是哪種語言呢?不就是多聲部,也是使其成為可能的複語,而且由策展人指揮的。首先,那無非是強勢的、「展示電影」的元語言(metalaguage),正如巴依尼提挈的四項特點:擷取、複製、發光影像,以及用來展示的時間。[1]在此,展牆是空間要素,使觀者從影廳保有「劇場設置」(dispositifthéâtral)的牢籠中得到解放,可自由走動,至於電影則還原到動態影像的物質性,也就是影片本身,並配置物件、檔案、劇照等相關文本,引入了造形的概念。這種元語言在「複語師」的運作邏輯是:策展人將楊德昌的影片整理成意指(signification)的第一系統,並使這個意指被吸收、消化為第二系統的所指(signified)。換句話,「複語師」操作的是元語言,也是後製性的再創作。一方面,它是展示電影的技術語言,另一方面,這個技術又是策展人藉以顯示他們擷取的影片及片段剪輯之意有所指。意指什麼?就畫面來說,這是聚焦於影片裏的城市景觀、男女情事與衝突,死亡,特別是指男性的死亡,以及構事(fiction)跟真實彼此曖昧不清的敘事,最後似乎消解於展間的地板上,策展人配置的動態影像:鳥瞰海浪在沙灘上的反覆沖刷。原本電影《海灘的一天》已是意識流的敘事,過去與現在是片段式的銜接,如同回憶跟當下是不時地來回跳接,但敘述的線性隱約殘留在觀影者的心目中;然而,這個沖刷的無時序,干預了影片的敘事線,像是使其稀釋,最後隱沒於它的生態循環、反覆與重演:海浪,大自然的恆性,男女情事的敘事框架在此遭到侵蝕,城市圖景也隨之消逝——不要忘了,《青梅竹馬》的英譯正是 Taipei Story,台北故事,就此煙消雲散。

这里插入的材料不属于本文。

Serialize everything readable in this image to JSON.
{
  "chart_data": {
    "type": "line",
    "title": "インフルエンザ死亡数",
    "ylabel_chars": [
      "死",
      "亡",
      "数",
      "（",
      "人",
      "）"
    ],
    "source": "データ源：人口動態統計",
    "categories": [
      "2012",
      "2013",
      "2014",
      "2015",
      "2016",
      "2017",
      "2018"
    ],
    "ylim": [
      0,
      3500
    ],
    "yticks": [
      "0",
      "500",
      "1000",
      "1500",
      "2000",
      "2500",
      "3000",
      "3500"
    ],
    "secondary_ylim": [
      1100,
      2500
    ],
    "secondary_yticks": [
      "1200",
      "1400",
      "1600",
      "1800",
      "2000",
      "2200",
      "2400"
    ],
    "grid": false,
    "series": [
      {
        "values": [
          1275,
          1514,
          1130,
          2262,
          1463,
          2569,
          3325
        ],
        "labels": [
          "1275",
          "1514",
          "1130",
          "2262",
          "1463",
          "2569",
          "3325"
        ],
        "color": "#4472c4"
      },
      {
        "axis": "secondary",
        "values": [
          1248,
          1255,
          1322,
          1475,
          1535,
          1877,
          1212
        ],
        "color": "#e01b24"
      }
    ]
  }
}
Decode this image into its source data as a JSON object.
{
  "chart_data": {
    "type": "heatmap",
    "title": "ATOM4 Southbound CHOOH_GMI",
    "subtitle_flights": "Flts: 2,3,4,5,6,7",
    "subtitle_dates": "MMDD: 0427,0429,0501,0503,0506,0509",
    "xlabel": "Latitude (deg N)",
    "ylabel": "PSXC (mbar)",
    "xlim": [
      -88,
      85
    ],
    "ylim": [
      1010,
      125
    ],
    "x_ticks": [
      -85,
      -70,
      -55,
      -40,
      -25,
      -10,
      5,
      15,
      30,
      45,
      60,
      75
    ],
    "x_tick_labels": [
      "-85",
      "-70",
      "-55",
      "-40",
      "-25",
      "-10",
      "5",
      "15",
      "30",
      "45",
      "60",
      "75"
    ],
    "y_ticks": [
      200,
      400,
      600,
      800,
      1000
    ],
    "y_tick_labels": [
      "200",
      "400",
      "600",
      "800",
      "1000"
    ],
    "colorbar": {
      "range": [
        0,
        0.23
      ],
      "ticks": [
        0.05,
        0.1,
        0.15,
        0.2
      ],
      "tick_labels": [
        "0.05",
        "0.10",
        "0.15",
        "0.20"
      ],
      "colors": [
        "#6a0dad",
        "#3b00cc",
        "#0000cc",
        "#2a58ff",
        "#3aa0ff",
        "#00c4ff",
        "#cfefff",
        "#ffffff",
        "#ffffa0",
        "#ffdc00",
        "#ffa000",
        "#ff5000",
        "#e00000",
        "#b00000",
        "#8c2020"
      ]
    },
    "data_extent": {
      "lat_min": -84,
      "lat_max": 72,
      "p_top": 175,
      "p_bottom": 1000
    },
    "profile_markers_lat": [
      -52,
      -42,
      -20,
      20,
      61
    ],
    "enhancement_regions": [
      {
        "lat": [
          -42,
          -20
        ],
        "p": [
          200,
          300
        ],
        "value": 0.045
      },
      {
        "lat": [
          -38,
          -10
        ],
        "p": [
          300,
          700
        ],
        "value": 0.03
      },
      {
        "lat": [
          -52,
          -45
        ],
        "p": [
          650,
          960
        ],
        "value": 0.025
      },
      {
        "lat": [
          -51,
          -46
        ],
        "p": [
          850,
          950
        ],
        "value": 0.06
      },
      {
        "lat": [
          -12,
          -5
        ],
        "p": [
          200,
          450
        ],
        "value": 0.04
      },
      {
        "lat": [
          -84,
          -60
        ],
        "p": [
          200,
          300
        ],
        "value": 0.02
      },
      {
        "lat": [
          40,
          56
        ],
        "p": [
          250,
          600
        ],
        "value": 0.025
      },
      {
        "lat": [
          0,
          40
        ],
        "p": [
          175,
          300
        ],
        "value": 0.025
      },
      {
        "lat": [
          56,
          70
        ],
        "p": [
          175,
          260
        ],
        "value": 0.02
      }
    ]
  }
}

若說元語言有其鏡映的意指,那便是來自於這個沖刷的隱指義(connotation),其一是自然,其二是物性的重演;誠如《海灘的一天》,敘事是以海灘為起點,也是終點,它的迴圈難不成是這個隱指義,也就是說,是男女情愛之無法了結的致命迴圈。這個迴圈猶如自然,不是重彈舊調的勸慰,要人們擺脫情困的精神超脫,而是很奇特地被託付給一種可名之為「情不為何物」的物性重演——借取 2022 年台灣美術雙年展的議題「問世間,情不為何物」(Love and Death of Sentient Beings)。人在「複語師」,亦如觀眾在這展間裏,多少會被海浪來回沖刷沙灘的鳥瞰所觸動,像是述說著人的尊位、故事與生命是屬於不斷殞落、瓦解的物性過程,興衰的重演也是。重演,其詭譎的模態莫過於《恐怖份子》,現實與構事(虛構)兩者扣接,像是莫比斯環(Möbiusband):在現實裏,走著走著,突然發現是在構事之中,然後恍然又發現走到現實裏了。通常,楊德昌的電影被解釋為台灣 1990 年代人際疏離與社會危機,呼應並延伸張耀升的觀點[2],我們不妨把這場危機以其是迴圈的模態(modality)來理解。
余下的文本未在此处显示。